Si guardò nervosamente alle spalle e fu sul punto di mettersi a gridare: c’era un uomo proprio dietro alla macchina.
– Chi... chi siete, per favore? – gracidò l’avvocato.
Aveva aggiunto per favore
perché era meglio non essere scortese con chi avrebbe potuto essere un assassino.
La figura avanzò verso la luce. Era leggermente curvo e ancora più anziano del signor Enward. Portava un cappello a tesa floscia, un lungo tabarro e dei guanti voluminosi e informi.

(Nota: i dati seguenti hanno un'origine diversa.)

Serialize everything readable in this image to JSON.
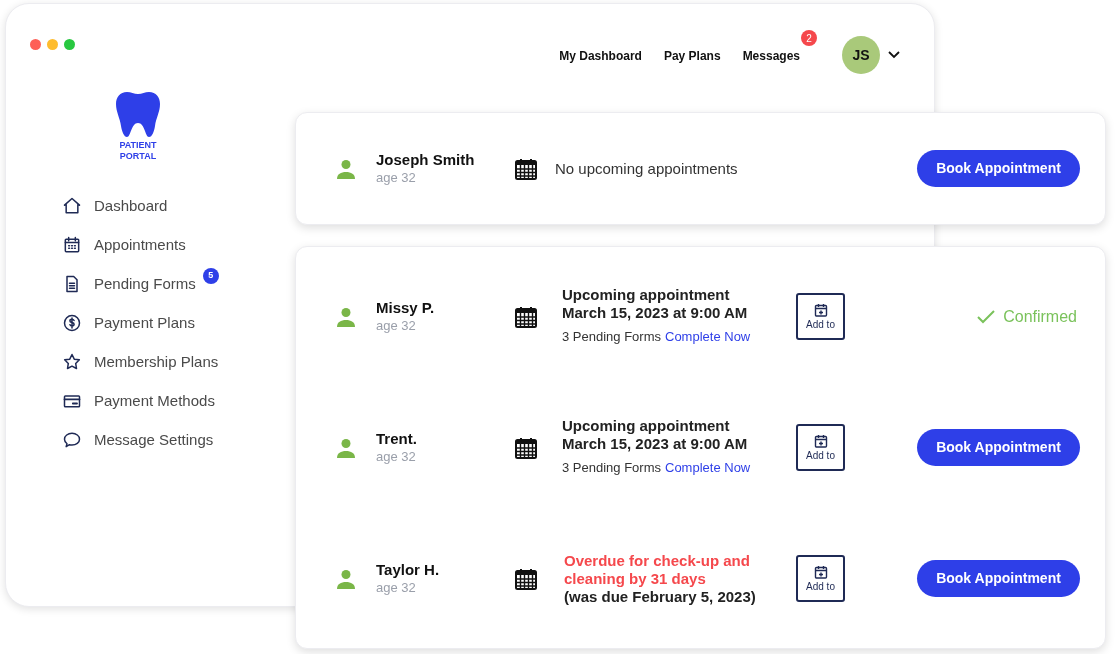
{
  "logo": {
    "lines": [
      "PATIENT",
      "PORTAL"
    ]
  },
  "top_nav": [
    {
      "label": "My Dashboard"
    },
    {
      "label": "Pay Plans"
    },
    {
      "label": "Messages",
      "badge": "2"
    }
  ],
  "user": {
    "initials": "JS"
  },
  "sidebar": {
    "items": [
      {
        "label": "Dashboard"
      },
      {
        "label": "Appointments"
      },
      {
        "label": "Pending Forms",
        "badge": "5"
      },
      {
        "label": "Payment Plans"
      },
      {
        "label": "Membership Plans"
      },
      {
        "label": "Payment Methods"
      },
      {
        "label": "Message Settings"
      }
    ]
  },
  "cards": [
    {
      "patients": [
        {
          "name": "Joseph Smith",
          "age": "age 32",
          "appointment": {
            "kind": "none",
            "text": "No upcoming appointments"
          },
          "action": {
            "kind": "button",
            "label": "Book Appointment"
          }
        }
      ]
    },
    {
      "patients": [
        {
          "name": "Missy P.",
          "age": "age 32",
          "appointment": {
            "kind": "upcoming",
            "title": "Upcoming appointment",
            "datetime": "March 15, 2023 at 9:00 AM",
            "forms": "3 Pending Forms",
            "link": "Complete Now",
            "add_to": "Add to"
          },
          "action": {
            "kind": "status",
            "label": "Confirmed"
          }
        },
        {
          "name": "Trent.",
          "age": "age 32",
          "appointment": {
            "kind": "upcoming",
            "title": "Upcoming appointment",
            "datetime": "March 15, 2023 at 9:00 AM",
            "forms": "3 Pending Forms",
            "link": "Complete Now",
            "add_to": "Add to"
          },
          "action": {
            "kind": "button",
            "label": "Book Appointment"
          }
        },
        {
          "name": "Taylor H.",
          "age": "age 32",
          "appointment": {
            "kind": "overdue",
            "alert": "Overdue for check-up and cleaning by 31 days",
            "note": "(was due February 5, 2023)",
            "add_to": "Add to"
          },
          "action": {
            "kind": "button",
            "label": "Book Appointment"
          }
        }
      ]
    }
  ]
}
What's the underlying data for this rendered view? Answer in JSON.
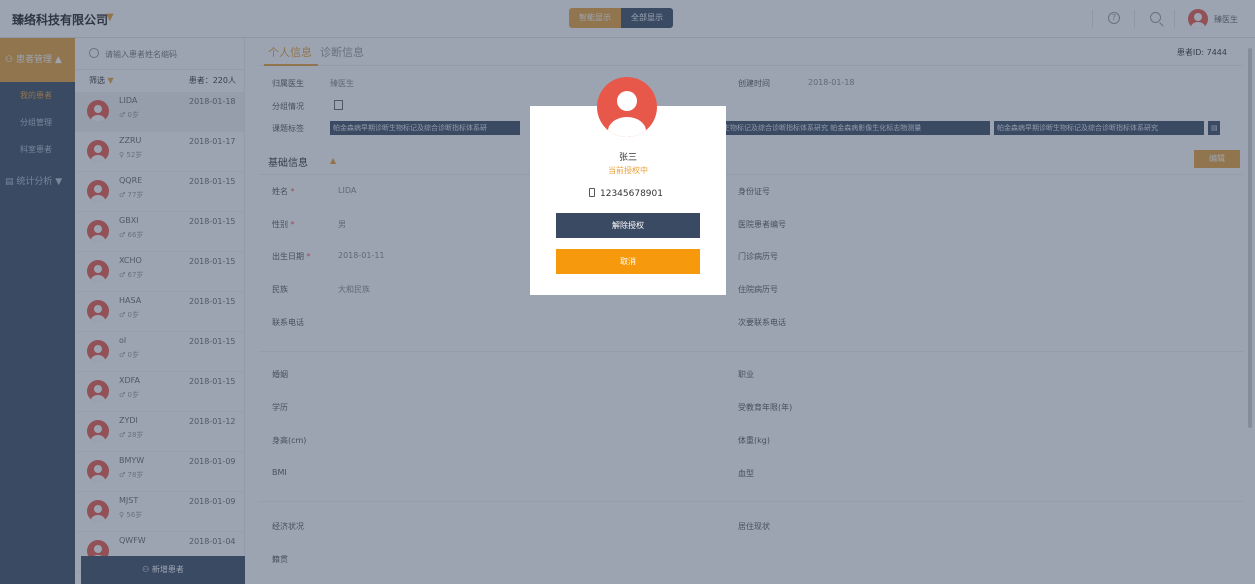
{
  "topbar": {
    "company": "臻络科技有限公司",
    "toggle_active": "智能显示",
    "toggle_other": "全部显示",
    "help": "?",
    "username": "臻医生"
  },
  "nav": {
    "header": "患者管理",
    "items": [
      "我的患者",
      "分组管理",
      "科室患者"
    ],
    "section2": "统计分析"
  },
  "patients": {
    "search_placeholder": "请输入患者姓名缩码",
    "filter_label": "筛选",
    "count_label": "患者：220人",
    "add_label": "新增患者",
    "list": [
      {
        "name": "LIDA",
        "sex": "♂",
        "age": "0岁",
        "date": "2018-01-18"
      },
      {
        "name": "ZZRU",
        "sex": "♀",
        "age": "52岁",
        "date": "2018-01-17"
      },
      {
        "name": "QQRE",
        "sex": "♂",
        "age": "77岁",
        "date": "2018-01-15"
      },
      {
        "name": "GBXI",
        "sex": "♂",
        "age": "66岁",
        "date": "2018-01-15"
      },
      {
        "name": "XCHO",
        "sex": "♂",
        "age": "67岁",
        "date": "2018-01-15"
      },
      {
        "name": "HASA",
        "sex": "♂",
        "age": "0岁",
        "date": "2018-01-15"
      },
      {
        "name": "ol",
        "sex": "♂",
        "age": "0岁",
        "date": "2018-01-15"
      },
      {
        "name": "XDFA",
        "sex": "♂",
        "age": "0岁",
        "date": "2018-01-15"
      },
      {
        "name": "ZYDI",
        "sex": "♂",
        "age": "28岁",
        "date": "2018-01-12"
      },
      {
        "name": "BMYW",
        "sex": "♂",
        "age": "78岁",
        "date": "2018-01-09"
      },
      {
        "name": "MJST",
        "sex": "♀",
        "age": "56岁",
        "date": "2018-01-09"
      },
      {
        "name": "QWFW",
        "sex": "",
        "age": "",
        "date": "2018-01-04"
      }
    ]
  },
  "main": {
    "tab1": "个人信息",
    "tab2": "诊断信息",
    "patient_id": "患者ID: 7444",
    "doctor_label": "归属医生",
    "doctor_value": "臻医生",
    "created_label": "创建时间",
    "created_value": "2018-01-18",
    "group_label": "分组情况",
    "tags_label": "课题标签",
    "tags": [
      "帕金森病早期诊断生物标记及综合诊断指标体系研",
      "生物标记及综合诊断指标体系研究",
      "帕金森病影像生化标志物测量",
      "帕金森病早期诊断生物标记及综合诊断指标体系研究"
    ],
    "basic_title": "基础信息",
    "edit_label": "编辑",
    "name_label": "姓名",
    "name_value": "LIDA",
    "idcard_label": "身份证号",
    "sex_label": "性别",
    "sex_value": "男",
    "hospital_no_label": "医院患者编号",
    "birth_label": "出生日期",
    "birth_value": "2018-01-11",
    "outpatient_label": "门诊病历号",
    "ethnic_label": "民族",
    "ethnic_value": "大和民族",
    "inpatient_label": "住院病历号",
    "phone_label": "联系电话",
    "alt_phone_label": "次要联系电话",
    "marriage_label": "婚姻",
    "job_label": "职业",
    "education_label": "学历",
    "edu_years_label": "受教育年限(年)",
    "height_label": "身高(cm)",
    "weight_label": "体重(kg)",
    "bmi_label": "BMI",
    "blood_label": "血型",
    "economy_label": "经济状况",
    "residence_label": "居住现状",
    "origin_label": "籍贯"
  },
  "modal": {
    "name": "张三",
    "status": "当前授权中",
    "phone": "12345678901",
    "revoke_label": "解除授权",
    "cancel_label": "取消"
  }
}
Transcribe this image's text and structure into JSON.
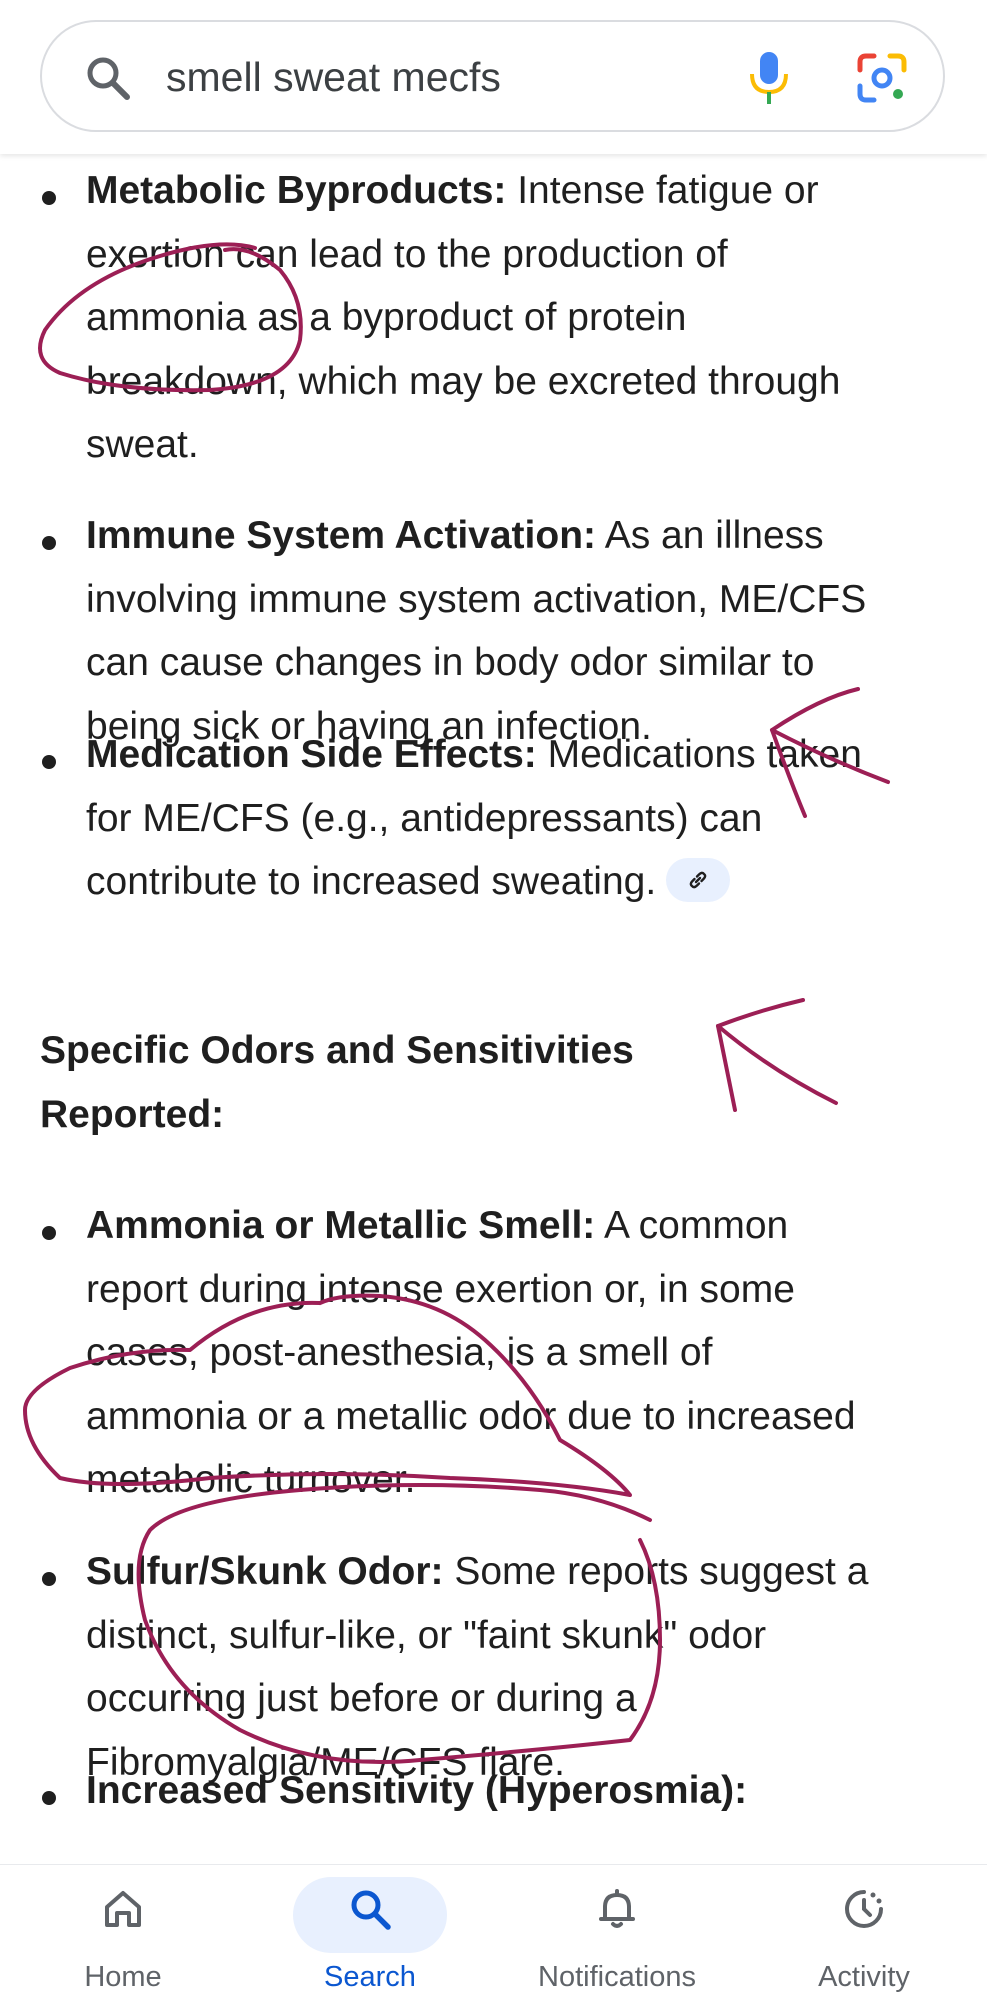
{
  "search": {
    "query": "smell sweat mecfs",
    "icons": [
      "search-icon",
      "mic-icon",
      "lens-icon"
    ]
  },
  "content": {
    "items_top": [
      {
        "title": "Metabolic Byproducts:",
        "lines": [
          " Intense fatigue or",
          "exertion can lead to the production of",
          "ammonia as a byproduct of protein",
          "breakdown, which may be excreted through",
          "sweat."
        ]
      },
      {
        "title": "Immune System Activation:",
        "lines": [
          " As an illness",
          "involving immune system activation, ME/CFS",
          "can cause changes in body odor similar to",
          "being sick or having an infection."
        ]
      },
      {
        "title": "Medication Side Effects:",
        "lines": [
          " Medications taken",
          "for ME/CFS (e.g., antidepressants) can",
          "contribute to increased sweating."
        ]
      }
    ],
    "section_heading_1": "Specific Odors and Sensitivities",
    "section_heading_2": "Reported:",
    "items_bottom": [
      {
        "title": "Ammonia or Metallic Smell:",
        "lines": [
          " A common",
          "report during intense exertion or, in some",
          "cases, post-anesthesia, is a smell of",
          "ammonia or a metallic odor due to increased",
          "metabolic turnover."
        ]
      },
      {
        "title": "Sulfur/Skunk Odor:",
        "lines": [
          " Some reports suggest a",
          "distinct, sulfur-like, or \"faint skunk\" odor",
          "occurring just before or during a",
          "Fibromyalgia/ME/CFS flare."
        ]
      },
      {
        "title": "Increased Sensitivity (Hyperosmia):",
        "lines": []
      }
    ]
  },
  "nav": {
    "items": [
      {
        "label": "Home",
        "icon": "home-icon",
        "active": false
      },
      {
        "label": "Search",
        "icon": "search-icon",
        "active": true
      },
      {
        "label": "Notifications",
        "icon": "bell-icon",
        "active": false
      },
      {
        "label": "Activity",
        "icon": "activity-icon",
        "active": false
      }
    ]
  },
  "colors": {
    "ink": "#9c1f55",
    "accent": "#0b57d0",
    "pill": "#e8f0fe"
  }
}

Attorno al collo spiccava un’enorme sciarpa gialla e aveva delle scarpe grosse, col tacco quadrato, e un ombrello ostinatamente agganciato al braccio nonostante la neve avesse ripreso a cadere fitta.
– Purtroppo la mia macchina si è guastata a un chilometro da qui – esordì lo sconosciuto con fare gentile, quasi volesse scusarsi. Era ovvio che ancora non aveva visto il fagotto in mezzo alla strada. – Sbaglio o anche voi vi siete venuti a trovare nella medesima situazione? – riprese il nuovo arrivato. – Ero... ero, per così dire, impreparato alle condizioni della strada. È stato davvero imperdonabile da parte mia...
– Avete incrociato il poliziotto? – domandò il signor Enward.
Chiunque fosse quello sconosciuto, qualsiasi fossero il suo temperamento e le sue intenzioni, era opportuno che sapesse che c’era un poliziotto nei paraggi.
– Quale poliziotto? – L’uomo dal cappello floscio sembrò sorpreso. – No, non ho incrociato nessun poliziotto. Considerata la velocità della mia macchina ad ogni buon conto, era praticamente impossibile raggiungere qualcuno...
– Veniva verso di noi... a cavallo... un poliziotto a cavallo – spiegò il signor Enward rapidamente. – Ha detto che sarebbe tornato presto. Io mi chiamo Enward... sono avvocato... della Enward, Caterham & Enward.
Sentì che adesso poteva lasciarsi andare.
– Piacere – mormorò l’altro. – Comunque ci siamo già incontrati. Mi chiamo Reeder... R, doppia E, D, E, R.
Il signor Enward fece un passo in avanti.
– Siete proprio il famoso investigatore? Ecco perché mi sembrava d’avervi già visto... guardate!
Si tolse dalla visuale e quell’ammasso sul terreno emerse dall’ombra. L’avvocato si esibì in un gesto drammatico. Il signor Reeder avanzò lentamente, si chinò accanto al cadavere, estrasse una torcia elettrica dalla tasca e gliela puntò sulla faccia. Per diverso tempo restò lì, assorbito nell’osservazione, senza manifestare reazione alcuna.
– Hmm... – fece rialzandosi e ripulendosi il ginocchio dalla neve.